Now back to August 25, 2016 before I started chasing squirrels!
I worked all day before leaving for an afternoon doctor appointment with Doctor #2. The numbness in my arms and legs was truly concerning. This added symptom to my ridiculous joint pain was like a slap in the face!
I had not seen my family doctor in probably ten years. The last time I sought care, I was experiencing ongoing headaches. Once he drew a little blood, he quickly concluded that I had low iron. He suggested an iron supplement and my headaches gradually and magically disappeared.
As I drove there, my thought was about how easily he diagnosed the cause of my headaches so many years ago. I suddenly had a a little streak of hope that he would be the hero in diagnosing my mysterious new illness. I just knew that two months prior to this very appointment, I was 100% normal and perfectly fine.
I had to fill out “new patient” paperwork at my family doctor since I had not been to him in so long. When the nurse called me back, she said, “Oh my gosh, you look so pretty. I love your shoes!” I had on some pale pink (neutral) high heel shoes that I purchased at my daughters grand opening at her boutique in Lexington a few years back. All I could say to the nurse at the time was, “Thank you.”

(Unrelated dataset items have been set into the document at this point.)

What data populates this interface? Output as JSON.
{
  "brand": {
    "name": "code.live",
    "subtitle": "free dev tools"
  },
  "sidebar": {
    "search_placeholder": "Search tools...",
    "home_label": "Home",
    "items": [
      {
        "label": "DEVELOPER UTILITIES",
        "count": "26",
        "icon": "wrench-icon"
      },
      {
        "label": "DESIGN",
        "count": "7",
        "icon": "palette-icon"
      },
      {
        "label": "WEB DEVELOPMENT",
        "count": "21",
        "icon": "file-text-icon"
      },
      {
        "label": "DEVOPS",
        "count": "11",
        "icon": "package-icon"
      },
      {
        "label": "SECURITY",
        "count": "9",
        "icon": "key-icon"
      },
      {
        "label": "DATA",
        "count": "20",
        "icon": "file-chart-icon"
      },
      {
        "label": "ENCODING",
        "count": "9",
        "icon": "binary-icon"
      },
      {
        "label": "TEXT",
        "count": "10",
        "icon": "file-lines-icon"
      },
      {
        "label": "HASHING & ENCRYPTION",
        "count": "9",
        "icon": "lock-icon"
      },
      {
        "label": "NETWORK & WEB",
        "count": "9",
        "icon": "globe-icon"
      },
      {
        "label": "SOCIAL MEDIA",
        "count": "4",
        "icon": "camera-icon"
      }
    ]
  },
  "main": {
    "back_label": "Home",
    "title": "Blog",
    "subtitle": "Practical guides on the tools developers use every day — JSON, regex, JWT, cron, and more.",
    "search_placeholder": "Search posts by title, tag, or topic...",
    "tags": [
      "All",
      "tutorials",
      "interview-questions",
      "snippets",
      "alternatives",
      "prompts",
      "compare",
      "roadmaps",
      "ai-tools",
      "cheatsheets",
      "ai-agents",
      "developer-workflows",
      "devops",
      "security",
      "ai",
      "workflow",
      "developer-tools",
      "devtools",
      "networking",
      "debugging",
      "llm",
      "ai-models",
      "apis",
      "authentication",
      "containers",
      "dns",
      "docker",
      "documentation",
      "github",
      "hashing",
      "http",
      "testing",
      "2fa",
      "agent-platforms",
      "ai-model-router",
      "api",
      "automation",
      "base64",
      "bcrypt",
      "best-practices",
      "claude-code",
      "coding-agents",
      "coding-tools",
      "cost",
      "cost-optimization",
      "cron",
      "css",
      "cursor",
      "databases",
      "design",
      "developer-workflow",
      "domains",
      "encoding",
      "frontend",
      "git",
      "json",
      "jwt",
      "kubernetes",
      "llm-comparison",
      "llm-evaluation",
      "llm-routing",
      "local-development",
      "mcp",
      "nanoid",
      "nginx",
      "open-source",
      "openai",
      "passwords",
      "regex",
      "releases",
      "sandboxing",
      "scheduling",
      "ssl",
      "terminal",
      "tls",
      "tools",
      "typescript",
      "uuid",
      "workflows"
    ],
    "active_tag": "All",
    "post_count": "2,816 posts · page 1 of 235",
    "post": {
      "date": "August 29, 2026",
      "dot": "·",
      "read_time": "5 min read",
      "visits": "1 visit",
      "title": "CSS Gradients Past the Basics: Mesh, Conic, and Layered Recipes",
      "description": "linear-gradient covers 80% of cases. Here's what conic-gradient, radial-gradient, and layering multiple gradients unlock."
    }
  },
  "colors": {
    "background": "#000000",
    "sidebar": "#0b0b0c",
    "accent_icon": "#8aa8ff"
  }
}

When she got me in the exam room and we started talking, tears started to swell in my eyes while I was telling her how miserable I was. The tears seemed to melt away my “front”. There was only so much pretending a person could do!
When the doctor came in, he was very cordial but he didn’t seem to be “in tune” to my complaints. That was okay. I didn’t really expect for him to be. It had been many years since I had seen him for my headaches. He did; however, order additional blood work. I went back to my OBGYN’s office that very day to obtain the blood work that Doctor #1 had previously done for me so I could take it to my follow up appointment with Doctor #2 in a few days. I thought it would be interesting to see the comparison…if any.
On my way home, I kept telling myself, “You are not crazy! It’s not all in your head. All of this is very real. Keep your head screwed on right. You know better than anyone how you feel.”
I also felt an inner tug to convey my quandary to the masses, but how do I do that? All I knew was, in the heat of it all, I needed to “carry on, and smile along the way!”
With the sheer grit to do just that, I still wanted to say, “I’m good, I’m good!”